Proposition and Evaluation of Parallelism-Independent Scheduling Algorithms for DAGs of Tasks with Non-Uniform Execution Time

  • Kirilka Nikolova (University of Electro-Communications,Graduate School of Information Systems, Laboratory for Parallel and Distributed Processing) ;
  • Atusi Maeda (University of Electro-Communications,Graduate School of Information Systems, Laboratory for Parallel and Distributed Processing) ;
  • Sowa, Masa-Hiro (University of Electro-Communications,Graduate School of Information Systems, Laboratory for Parallel and Distributed Processing)
  • Published : 2000.07.01

Abstract

We propose two new algorithms for parallelism-independent scheduling. The machine code generated from the compiler using these algorithms in its scheduling phase is parallelism-independent code, executable in minimum time regardless of the number of the processors in the parallel computer.

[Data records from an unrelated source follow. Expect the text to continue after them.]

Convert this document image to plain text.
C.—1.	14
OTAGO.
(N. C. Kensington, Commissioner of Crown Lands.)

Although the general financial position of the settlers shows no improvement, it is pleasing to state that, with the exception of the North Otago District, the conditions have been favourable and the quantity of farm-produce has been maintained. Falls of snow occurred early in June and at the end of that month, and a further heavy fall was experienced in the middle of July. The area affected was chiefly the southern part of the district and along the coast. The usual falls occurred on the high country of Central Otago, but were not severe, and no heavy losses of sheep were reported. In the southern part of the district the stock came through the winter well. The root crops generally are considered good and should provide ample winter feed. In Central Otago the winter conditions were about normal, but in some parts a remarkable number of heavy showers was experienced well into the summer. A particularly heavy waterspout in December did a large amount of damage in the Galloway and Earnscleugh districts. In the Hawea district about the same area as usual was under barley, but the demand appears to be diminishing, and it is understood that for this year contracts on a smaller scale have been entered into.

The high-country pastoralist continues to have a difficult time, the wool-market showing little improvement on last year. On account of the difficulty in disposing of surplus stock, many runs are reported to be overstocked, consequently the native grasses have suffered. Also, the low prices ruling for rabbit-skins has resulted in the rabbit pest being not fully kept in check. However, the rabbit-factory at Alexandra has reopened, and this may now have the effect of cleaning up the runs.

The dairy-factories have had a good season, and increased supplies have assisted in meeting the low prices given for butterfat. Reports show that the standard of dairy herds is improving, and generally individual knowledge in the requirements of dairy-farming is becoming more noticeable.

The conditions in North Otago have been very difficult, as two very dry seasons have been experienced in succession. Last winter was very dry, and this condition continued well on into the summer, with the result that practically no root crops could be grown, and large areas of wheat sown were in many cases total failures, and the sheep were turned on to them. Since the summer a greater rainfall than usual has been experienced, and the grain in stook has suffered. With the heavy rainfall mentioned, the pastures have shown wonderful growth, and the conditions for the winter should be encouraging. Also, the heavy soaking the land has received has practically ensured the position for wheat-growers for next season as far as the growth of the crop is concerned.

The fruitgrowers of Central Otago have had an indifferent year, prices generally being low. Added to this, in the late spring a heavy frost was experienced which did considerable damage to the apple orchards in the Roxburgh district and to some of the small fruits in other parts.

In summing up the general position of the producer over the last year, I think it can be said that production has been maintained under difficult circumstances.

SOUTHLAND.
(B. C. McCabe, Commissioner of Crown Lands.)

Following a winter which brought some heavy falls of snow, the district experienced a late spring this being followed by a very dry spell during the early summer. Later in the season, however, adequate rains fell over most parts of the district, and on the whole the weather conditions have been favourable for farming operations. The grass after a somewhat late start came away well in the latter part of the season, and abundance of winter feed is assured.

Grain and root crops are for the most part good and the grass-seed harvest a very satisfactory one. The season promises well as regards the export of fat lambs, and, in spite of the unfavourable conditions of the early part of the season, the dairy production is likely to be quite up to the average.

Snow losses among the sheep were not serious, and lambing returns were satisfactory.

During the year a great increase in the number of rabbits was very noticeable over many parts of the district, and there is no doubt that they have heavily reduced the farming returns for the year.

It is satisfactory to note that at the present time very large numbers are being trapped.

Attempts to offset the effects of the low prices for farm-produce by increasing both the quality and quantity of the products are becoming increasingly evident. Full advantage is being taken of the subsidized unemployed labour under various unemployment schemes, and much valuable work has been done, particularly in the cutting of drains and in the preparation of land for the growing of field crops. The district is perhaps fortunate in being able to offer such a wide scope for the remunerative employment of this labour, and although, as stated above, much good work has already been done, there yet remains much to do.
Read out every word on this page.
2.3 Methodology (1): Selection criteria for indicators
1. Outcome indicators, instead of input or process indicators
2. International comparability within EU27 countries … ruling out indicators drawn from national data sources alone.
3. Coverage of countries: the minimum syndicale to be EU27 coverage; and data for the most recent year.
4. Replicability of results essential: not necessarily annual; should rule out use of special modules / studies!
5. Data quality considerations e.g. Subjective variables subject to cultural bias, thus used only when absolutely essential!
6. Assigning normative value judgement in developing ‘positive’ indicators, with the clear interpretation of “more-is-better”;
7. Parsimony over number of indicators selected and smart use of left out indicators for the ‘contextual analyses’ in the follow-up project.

Our new algorithms have the following phases: finding the minimum number of processors on which the program can be executed in minimal time, scheduling by an heuristic algorithm for this predefined number of processors, and serialization of the parallel schedule according to the earliest start time of the tasks. At run time tasks are taken from the serialized schedule and assigned to the processor which allows the earliest start time of the task. The order of the tasks decided at compile time is not changed at run time regardless of the number of the available processors which means there is no out-of-order issue and execution. The scheduling is done predominantly at compile time and dynamic scheduling is minimized and diminished to allocation of the tasks to the processors. We evaluate the proposed algorithms by comparing them in terms of schedule length to the CP/MISF algorithm. For performance evaluation we use both randomly generated DAGs (directed acyclic graphs) and DACs representing real applications. From practical point of view, the algorithms we propose can be successfully used for scheduling programs for in-order superscalar processors and shared memory multiprocessor systems. Superscalar processors with any number of functional units can execute the parallelism-independent code in minimum time without necessity for dynamic scheduling and out-of-order issue hardware. This means that the use of our algorithms will lead to reducing the complexity of the hardware of the processors and the run-time overhead related to the dynamic scheduling.